Quel en est le montant ?

Il est versé autant d’indemnités journalières qu’il y a de jours dans le mois (selon les mois : 28 ou 29, 30 ou 31).

  • Cas général hors accident du travail : 50 % du gain journalier de base (total des 3 derniers salaires avant l’arrêt divisé par 91,25) calculé sur la moyenne des salaires bruts dans la limite de 1,8 SMIC en vigueur le dernier jour du mois civil précédant l’arrêt de travail.
  • Assurées ayant 3 enfants à charge, hors accident du travail :
    • du 4e jour au 30e jour d’arrêt : 50 %  du salaire journalier de base ;
    • à partir du 31e jour : 66,66 % du salaire journalier de base.

    Pour les arrêts de travail prescrits à compter du 1/7/2020, la majoration de l’indemnité journalière ne sera plus accordée à compter du 31e jour.

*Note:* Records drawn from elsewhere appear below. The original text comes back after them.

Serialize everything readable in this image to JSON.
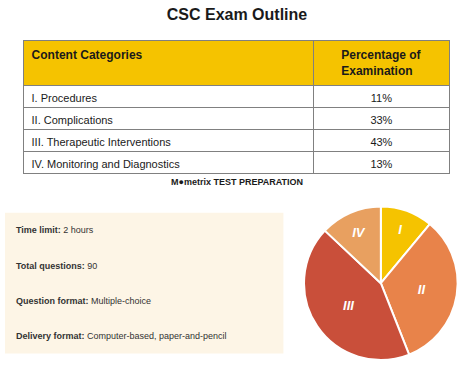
{
  "chart_data": [
    {
      "type": "table",
      "title": "CSC Exam Outline",
      "xlabel": "Content Categories",
      "ylabel": "Percentage of\nExamination",
      "categories": [
        "I. Procedures",
        "II. Complications",
        "III. Therapeutic Interventions",
        "IV. Monitoring and Diagnostics"
      ],
      "values": [
        11,
        33,
        43,
        13
      ],
      "value_labels": [
        "11%",
        "33%",
        "43%",
        "13%"
      ],
      "color": "#F5C300",
      "annotations": [
        "M●metrix TEST PREPARATION"
      ]
    },
    {
      "type": "info",
      "annotations": [
        [
          "Time limit:",
          "2 hours"
        ],
        [
          "Total questions:",
          "90"
        ],
        [
          "Question format:",
          "Multiple-choice"
        ],
        [
          "Delivery format:",
          "Computer-based, paper-and-pencil"
        ]
      ],
      "color": "#FDF5E6"
    },
    {
      "type": "pie",
      "categories": [
        "I",
        "II",
        "III",
        "IV"
      ],
      "values": [
        11,
        33,
        43,
        13
      ],
      "colors": [
        "#F5C300",
        "#E8834A",
        "#C94F3A",
        "#E8A060"
      ]
    }
  ]
}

Cette suppression s’applique également aux arrêts de travail prescrits avant, s’il s’est écoulé moins de 30 jours d’arrêt au 1/7/2020.
    Maximum : par jour, (pour accéder au barème, cliquez-ici) .

    À SIGNALER

    Des indemnités complémentaires, supérieures aux indemnités journalières maladie, peuvent être versées par l’employeur, selon des conditions fixées par la convention collective, un accord d’entreprise ou l’accord de mensualisation.

    À NOTER

    Les indemnités journalières sont soumises au contributions sociales (CSG et CRDS).

  • L’indemnité peut être revalorisée au-delà de 3 mois d’arrêt par application d’un coefficient de revalorisation.

Quelle en est la durée ?

Les indemnités sont versées à partir du 4e jour d’arrêt de travail.

Pour les affections chroniques ou de longue durée, on peut les toucher pendant 3 ans maximum. Pour les autres affections, on ne peut toucher plus de 360 indemnités journalières en l’espace de 3 ans.

À NOTER

Pour favoriser le retour à l’emploi des assurés, notamment ceux en longue maladie, il est possible de suivre une formation professionnelle pendant l’arrêt de travail tout en conservant le bénéfice des indemnités journalières. L’accord de la caisse est nécessaire. Le contrat de travail est suspendu pendant cette période.

On peut ensuite demander, si nécessaire, une pension d’invalidité*.

BON À SAVOIR

Il est ici question des indemnités journalières versées au titre de l’assurance maladie, mais il existe aussi des indemnités journalières d’assurance maternité (voir Assurance maternité*) et des indemnités journalières d’accidents du travail (voir Accident du travail*).